I was holding the painting upright next to us, one hand on it to steady it. It was big, as tall as we were—a vertical landscape, a village, a marlic hut and a door you were supposed to look at, so I’d made the door red and put sunlight on the path leading to it.
I picked up the painting and led her to the shade side of the station.
Everyone else was further down the track.
To be funny, I frowned and said, “You hate it, don’t you.”
“No! I don’t hate it at all.”
“I made it for you.”
This made her laugh too. She was trusting me, and that felt good. “I got that impression,” she said.
“Do you want to touch it?”
She did, and who wouldn’t?
She looked at me, then the painting, then me again. No boy had ever given her a painting before, I knew.
She touched my elbow—her hand lingered, and my arm tingled—and with the other hand reached out to the painting. Then she hesitated.
“Go ahead,” I said. “It won’t bite.”
She did. She moved her hand over the surface, loving the feel of it as everyone does when they touch a Pitipek painting. Like fur, like little teeth, tickly.
When her arm disappeared into the painting, I stepped back to let what needed to happen happen. No one could see us. She screamed once, a tiny sound lost in the whish of a passing rail, and her other arm, in its pretty sky-blue sleeve, tried hard to pull the first one out, grabbing, holding on, but that arm disappeared too in a swirl of green. Her skinny legs, shaking terribly, did their best to fight it, but were swallowed by the oily green, too; and in a second—with one more little scream, one that made me remember a day in the village—she was gone.

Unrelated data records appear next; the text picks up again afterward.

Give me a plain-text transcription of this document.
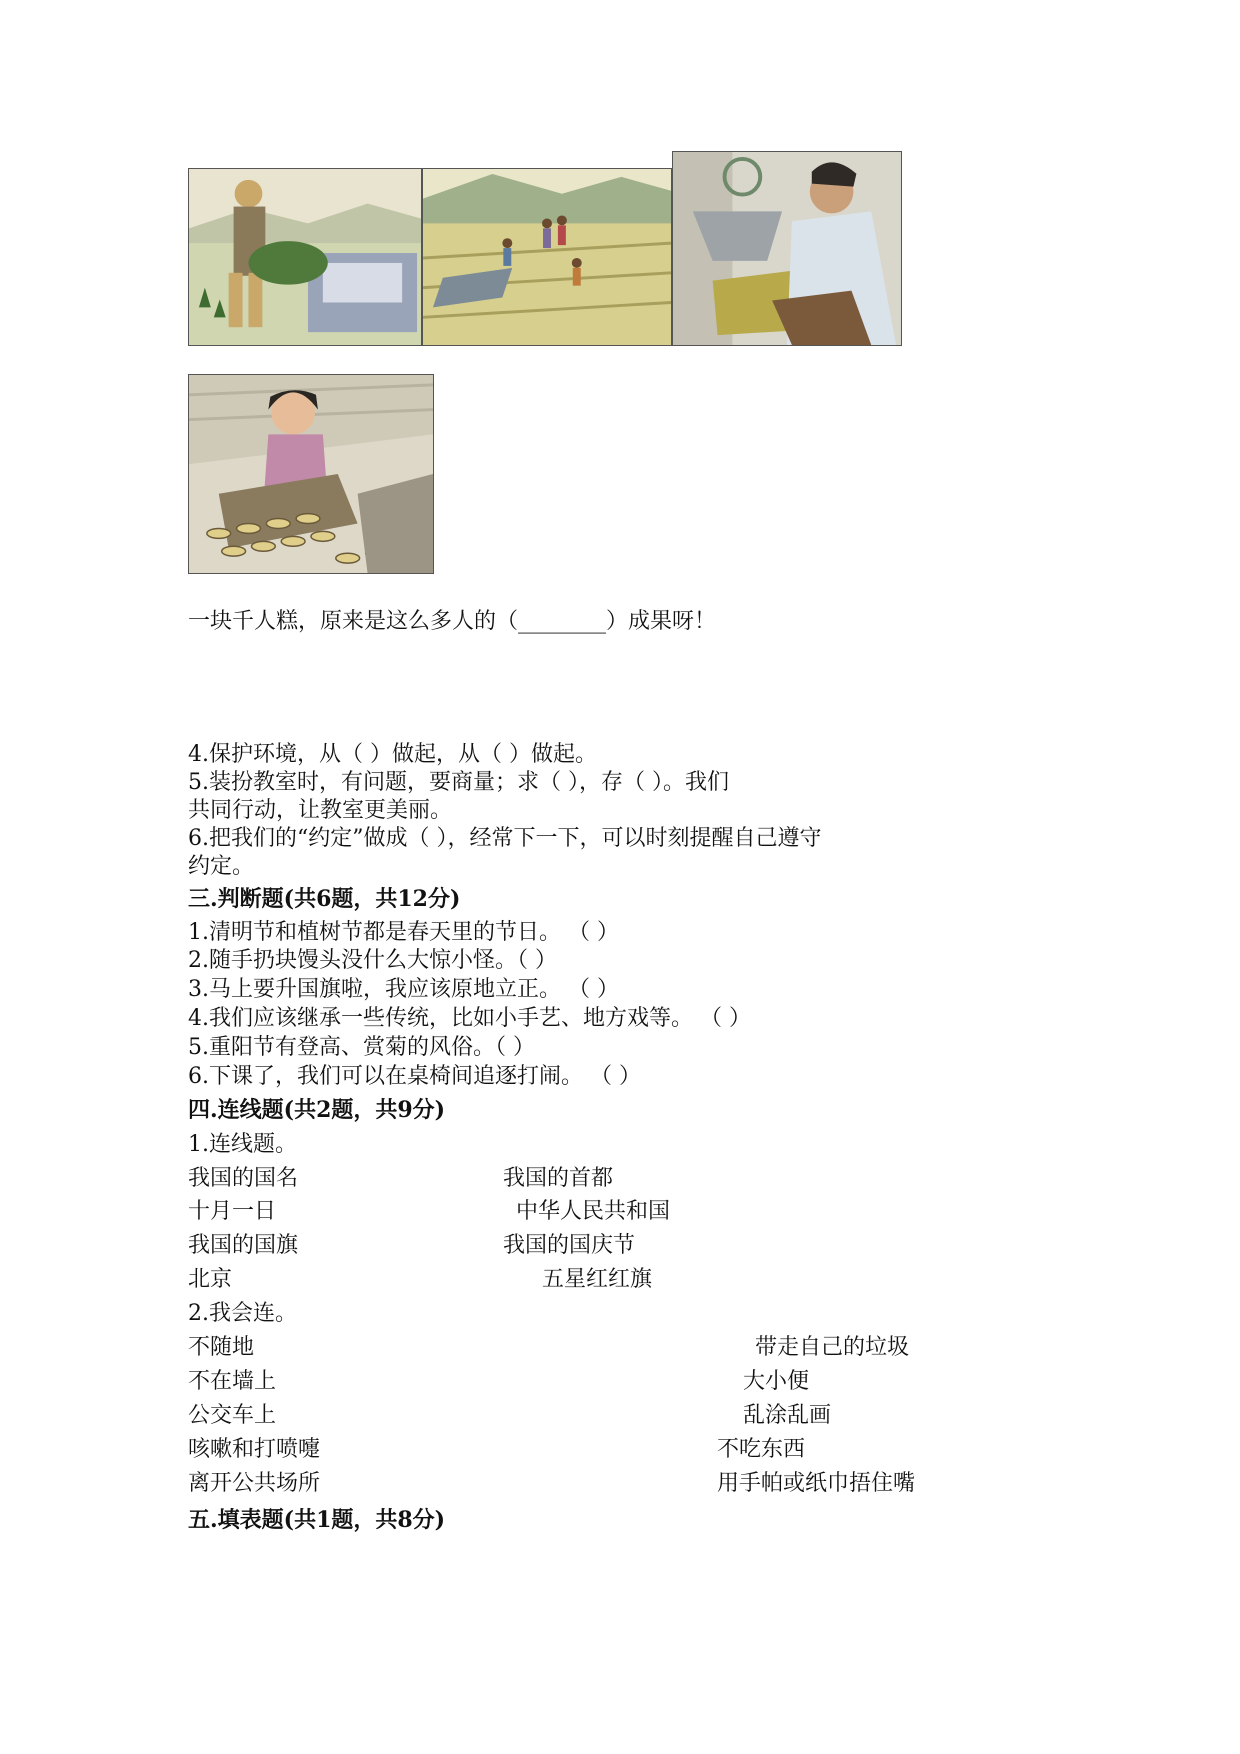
一块千人糕，原来是这么多人的（________）成果呀！
4.保护环境，从（ ）做起，从（ ）做起。
5.装扮教室时，有问题，要商量；求（ ），存（ ）。我们
共同行动，让教室更美丽。
6.把我们的“约定”做成（ ），经常下一下，可以时刻提醒自己遵守
约定。
三.判断题(共6题，共12分)
1.清明节和植树节都是春天里的节日。 （ ）
2.随手扔块馒头没什么大惊小怪。（ ）
3.马上要升国旗啦，我应该原地立正。 （ ）
4.我们应该继承一些传统，比如小手艺、地方戏等。 （ ）
5.重阳节有登高、赏菊的风俗。（ ）
6.下课了，我们可以在桌椅间追逐打闹。 （ ）
四.连线题(共2题，共9分)
1.连线题。
我国的国名	我国的首都
十月一日	中华人民共和国
我国的国旗	我国的国庆节
北京	五星红红旗
2.我会连。
不随地	带走自己的垃圾
不在墙上	大小便
公交车上	乱涂乱画
咳嗽和打喷嚏	不吃东西
离开公共场所	用手帕或纸巾捂住嘴
五.填表题(共1题，共8分)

She was mine. That’s what this kind of painting was for. You make it and give it to someone you want to have forever. I’d learned that on Pitipek, but I’d never learned the rest. I’d tried hard with the “release” minerals, the required patterns, but could never pull it off. An arm would appear—the skin white as paint, shivering, a voice somewhere far away shrieking—or a hand, or a foot—but then it would snap back into the green. Every time my friends would laugh in that gargly way Pitipek laugh.
What do you do with someone once you have them?
I didn’t know.
I took the painting home, thinking it would feel different, heavier or something, but it didn’t this time either. No sounds from it. Nothing moved on the surface even for a moment. I wondered—just for a moment—what she was feeling, if she was feeling anything.
I started another one late that night. I had lots of paint left. I’d spent weeks in the village making it. There was a girl with yellow hair at school—her skin bronzed by the sun—and I didn’t want to spend months on hellos with her, too. I was pretty sure I loved her, but after Pitipek it’s hard to know.